After substantial Home Equity Conversion Mortgage program changes implemented last year, the Federal Housing Administration (FHA) doing “triage” to assess, manage and improve the agency’s reverse mortgage loan portfolio.
Having held roughly a month at the helm of the FHA, Commissioner Brian Montgomery says the agency is strongly focused on maintaining the health of the agency’s insurance fund, and its reverse mortgage program in particular.
In a call with members of the press Tuesday, Montgomery expressed concerns about the FHA’s technology backbone, the administration’s market share of the nation’s single-family mortgages, and the HECM program, which he noted has led to a negative $14.5 billion strain on the Mutual Mortgage Insurance (MMI) Fund, according to recent annual actuarial reviews.
But the program itself has value, he said, for seniors to age in place, and the agency is currently in “fix-it mode” to help right the program.
“We are digging deep in the portfolio to find out of the problem is on the front end or the back end,” Montgomery said. “My sense is that it’s more on the back end in terms of the losses we are experiencing. Part of ‘triaging’ is [determining] why that is happening.”
Program fixes, past and future
The commissioner was confirmed by the Senate in May after being appointed by President Trump in September and previously serving as FHA commissioner under the George W. Bush Administration from 2005 to 2009. He since has served as vice president of the Collingwood Group, a Washington, D.C.-based advisory firm, which was acquired by real estate strategy and tech company Situs in 2017. As in his previous role leading the FHA, he maintains his commitment to reverse mortgages and fixing the program, he said.
“I have been a strong advocate of the reverse mortgage program,” he said, noting the lack of government assistance for senior homeowners who face income challenges. “This program allows seniors to age in place, which they want to do.
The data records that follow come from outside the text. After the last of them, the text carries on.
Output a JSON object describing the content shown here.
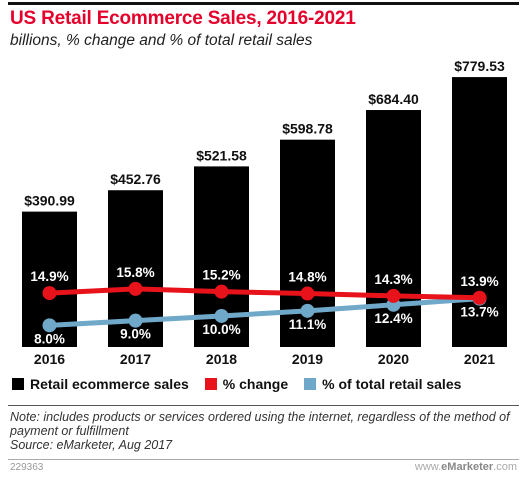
{
  "chart_data": {
    "type": "bar",
    "title": "US Retail Ecommerce Sales, 2016-2021",
    "subtitle": "billions, % change and % of total retail sales",
    "categories": [
      "2016",
      "2017",
      "2018",
      "2019",
      "2020",
      "2021"
    ],
    "bar_series": {
      "name": "Retail ecommerce sales",
      "values": [
        390.99,
        452.76,
        521.58,
        598.78,
        684.4,
        779.53
      ],
      "labels": [
        "$390.99",
        "$452.76",
        "$521.58",
        "$598.78",
        "$684.40",
        "$779.53"
      ],
      "color": "#000000"
    },
    "line_series": [
      {
        "name": "% change",
        "values": [
          14.9,
          15.8,
          15.2,
          14.8,
          14.3,
          13.9
        ],
        "labels": [
          "14.9%",
          "15.8%",
          "15.2%",
          "14.8%",
          "14.3%",
          "13.9%"
        ],
        "color": "#e8121b"
      },
      {
        "name": "% of total retail sales",
        "values": [
          8.0,
          9.0,
          10.0,
          11.1,
          12.4,
          13.7
        ],
        "labels": [
          "8.0%",
          "9.0%",
          "10.0%",
          "11.1%",
          "12.4%",
          "13.7%"
        ],
        "color": "#6fa8c8"
      }
    ],
    "ylim": [
      0,
      800
    ],
    "grid": false,
    "legend_position": "bottom"
  },
  "note": "Note: includes products or services ordered using the internet, regardless of the method of payment or fulfillment",
  "source": "Source: eMarketer, Aug 2017",
  "footer_id": "229363",
  "brand": {
    "prefix": "www.",
    "name": "eMarketer",
    "suffix": ".com"
  }
}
It’s the best kind of program [in that it offers] assistance you pay for yourself…It’s up to us to fix it for the long term.”
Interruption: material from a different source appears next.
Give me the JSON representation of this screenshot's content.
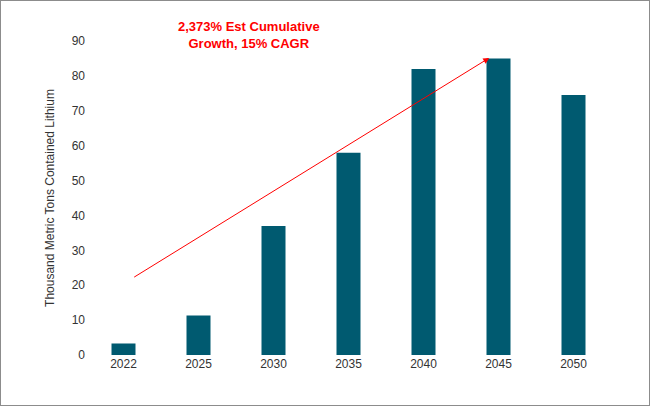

Recent program changes, including a reduction in principal limit factors (PLFs) for most borrowers and insurance premium change implemented in October, however, have cut deeply into reverse mortgage volume, according to recent reports. Based on June data from the Department of Housing and Urban Development, analysts at Reverse Market Insight reported that with monthly volume at 2,838 loans, that tally has fallen to a level not seen since 2005.
Further changes to the FHA’s reverse mortgage program could be coming but the agency is sensitive to how they could impact the market and availability of the product, Montgomery said.
“We need to find that tipping point,” he said. “If you make further changes to [principal limit factors], pricing changes, what is the tipping point to where volume drops, and there are impacts to the [HECM mortgage-backed securities]. I am very mindful of that, but looking at the back end of the process, once the loans are assigned to HUD is the area we are focused on. I am not sure further [principal limit] cuts are going to fix that problem.”
Home Values Under the Microscope
One area the FHA will be examining with respect to reverse mortgages is appraisals. After examining the HECM portfolio under Montgomery’s leadership to date, appraisals have emerged as an area of concern.
While not expressing an opinion, Montgomery explained that because HECM properties tend to depreciate more than average properties, inflated appraisals among those properties can lead to twice the “pain” for FHA.
“We are doing heavy triage on the forward book and on the reverse book,” he said. “We have spent considerable time in the last few days ‘triaging’ the HECM portfolio looking for deficiencies and areas of concern. There is one area in particular we are going to hone in on. That is appraisals.”
The agency plans to compare existing appraisals with Automated Valuation Model estimates (AVMs) as a means toward that goal, both for forward and reverse mortgage loans in the agency’s portfolio.
Rebuilding a private market
In recent months, the reverse mortgage industry learned about several new private product launches, as well as a shift among the private product offered by Finance of America Reverse (FAR). Not designed to be a 100% market player, the FHA welcomes the prospect of new private products, Montgomery said.
“I don’t think it was ever envisioned to be 100% of the market,” he said of the HECM product. “I think folks would like to see that expand; I would like to see the market expand. There are some proprietary products out there, but we pretty much dominate the market right now.”
Quipping that it has been a very busy 32 days at the helm of the FHA, Montgomery pointed to a bright future for expanding homeownership and improving operations at HUD—particularly with respect to the agency’s technology infrastructure. FHA plans to hire substantially in the coming months toward that effort, as well as target possible collaborations and economies of scale with other agencies.
“It’s not necessarily wanting to expand market share,” he said. “But if we are going to be there for generations to come, we have to address technology and I will do everything I can to fix that.”